As Major Mandella’s executive officer, Moore is both Mandella’s friend and his military advisor. The two are just as likely to share a drink as they are strategic advice. Mandella allows a certain amount of insubordination from Moore because, in the absence of Margay, he needs a friend. Moore and Mandella are nearly always on the same page, tactically and philosophically. Mandella respects Moore’s advice even when he doesn’t abide by it. They only disagree about Mandella’s reluctance to assert his command authority. When Mandella refuses to execute Private Graubard for his assassination attempt, Moore becomes angry, implying that showing mercy is tantamount to weakness. When Mandella leaves the safety of the base during the final battle with the Taurans, he sees it as a noble gesture, “tak[ing] the same chance as everybody else” (240), but Moore sees it as a foolish risk. Moore, with a clear gauge of the soldiers’ emotional barometer, fears Mandella’s own troops, not the enemy, will rise up in mutiny and kill him. Both Moore and Lieutenant Hilleboe understand this, but Mandella, sequestered in his office with his maps and paperwork, has no idea. In that sense, Mandella is little better than Stott, and Moore, like a good XO, pulls his commander out of his ivory tower and plants his feet firmly on the ground.
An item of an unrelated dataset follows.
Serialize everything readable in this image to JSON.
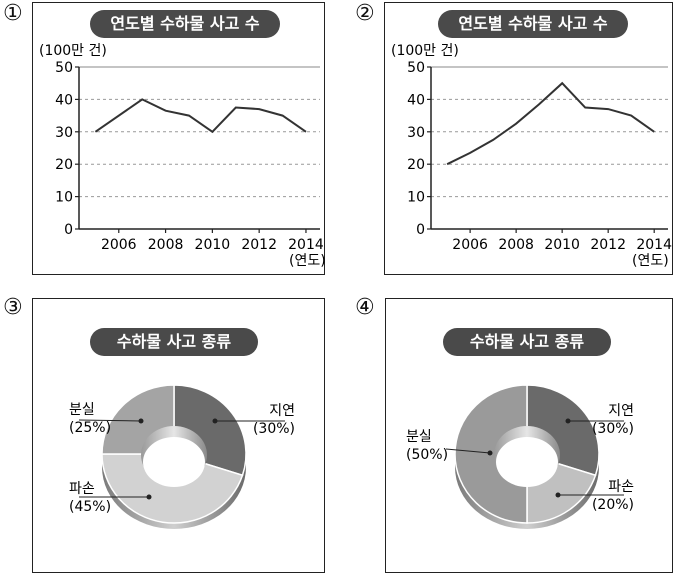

One of Major Mandella’s command team, Alsever shares the same close and informal relationship with her commander as XO Moore. She is part of Mandella’s inner circle, and, as such, her advice carries weight. She, along with Moore, argues that Mandella’s duty and obligation are to execute Private Graubard. When Mandella hesitates, Alsever does it herself, slipping Graubard a drug during surgery to trigger heart failure. Although the drug is difficult to trace, Mandella suspects her. She has assumed responsibility for Graubard’s fate as an unspoken favor to her commanding officer, and they tacitly agree to let the matter drop. Alsever is an advocate of sexual adaptation, encouraging Mandella to change his sexual identity to gay since most of the crew is as well. While Hilleboe and some of the other executive officers debate the ethics of eugenics—Earth now practices genetic selection as a method of upgrading the species and promoting racial unity—Alsever expresses reservations: “But I don’t think they know as much about genetics as they think they do” (197). Alsever takes the long view, presuming logically that such an intrusive social engineering practice may have unintended consequences. Alsever is the voice of reason in a world gone mad trying to solve the problems of its own creation.